Traditional risk management reporting is a cumbersome, time-consuming process. Numbers are entered into a spreadsheet, those spreadsheets are combined with others from different sources, and – eventually – a report gets generated. Corresponding pie charts or bar graphs might be created, which are then dutifully copied into a presentation and sent to various departments for review or approval. Next month, the process starts all over again as risk data changes and custom report requests come in.
Data discovery is the key to breaking free of the predefined drill paths, preconfigured dashboards, and other limitations of traditional reporting and business intelligence tools. This easy-to-use, interactive risk management analytical tool pulls and aggregates risk data from any number of sources in a way that makes complex data understandable and – more important – actionable.
A Different Path to Better Analysis
With data discovery, you can follow your own path into risk data analysis and keep digging deeper to find answers to critical questions about why something happened. Built-in collaboration capabilities of data discovery also give everyone quicker access to the risk data, and smart visualization features increase understanding across the organization – all of which help lower critical response times.

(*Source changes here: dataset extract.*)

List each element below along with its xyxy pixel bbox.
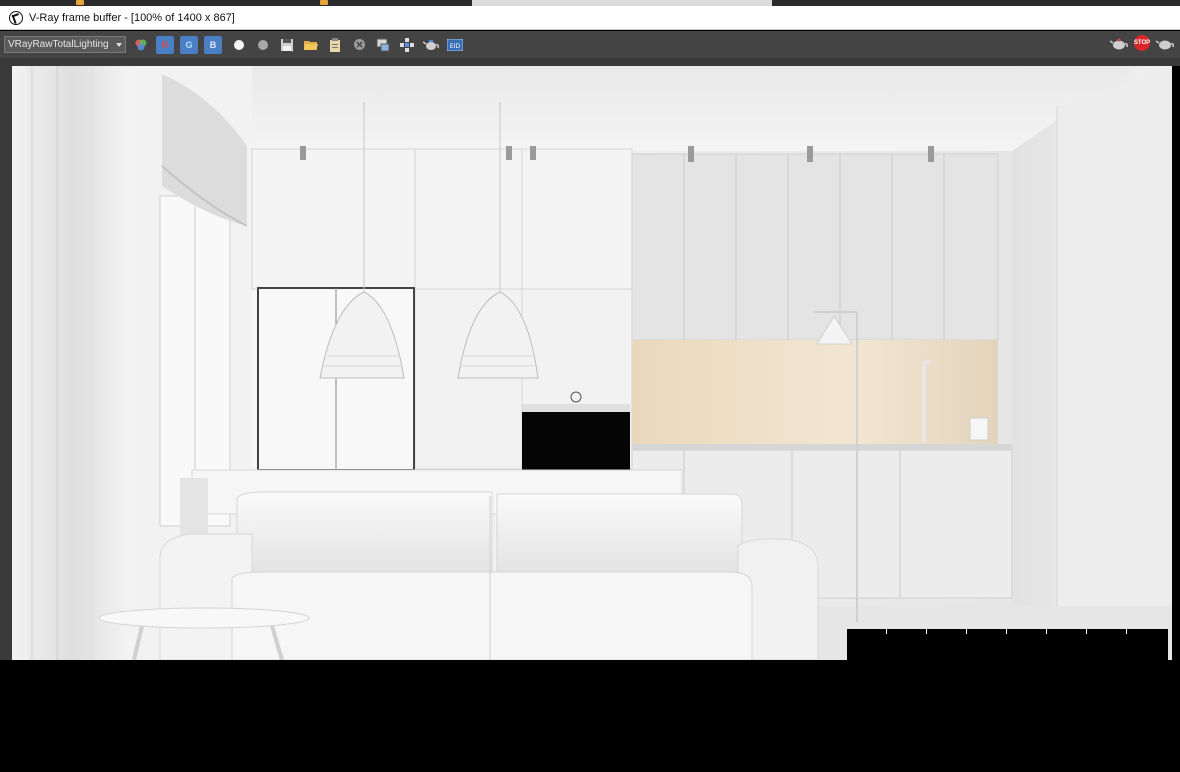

Data discovery will help you go beyond the numbers on the page and tell the true story of your organization’s risk environment. You will start to see trends and patterns in your risk ecosystem in areas such as overall spend, number and frequency of incidents, organizational response times, claims by location, and more. And that’s when true business transformation can begin.
Unlock the Insights
The deeper, more meaningful insights that emerge through data discovery can drive organizational change with improved efficiency, heightened shared knowledge, and more effective action. You’ll end up reducing your risk – and ultimately increasing your profitability.
The risk data you need is already there. You just have to unlock it.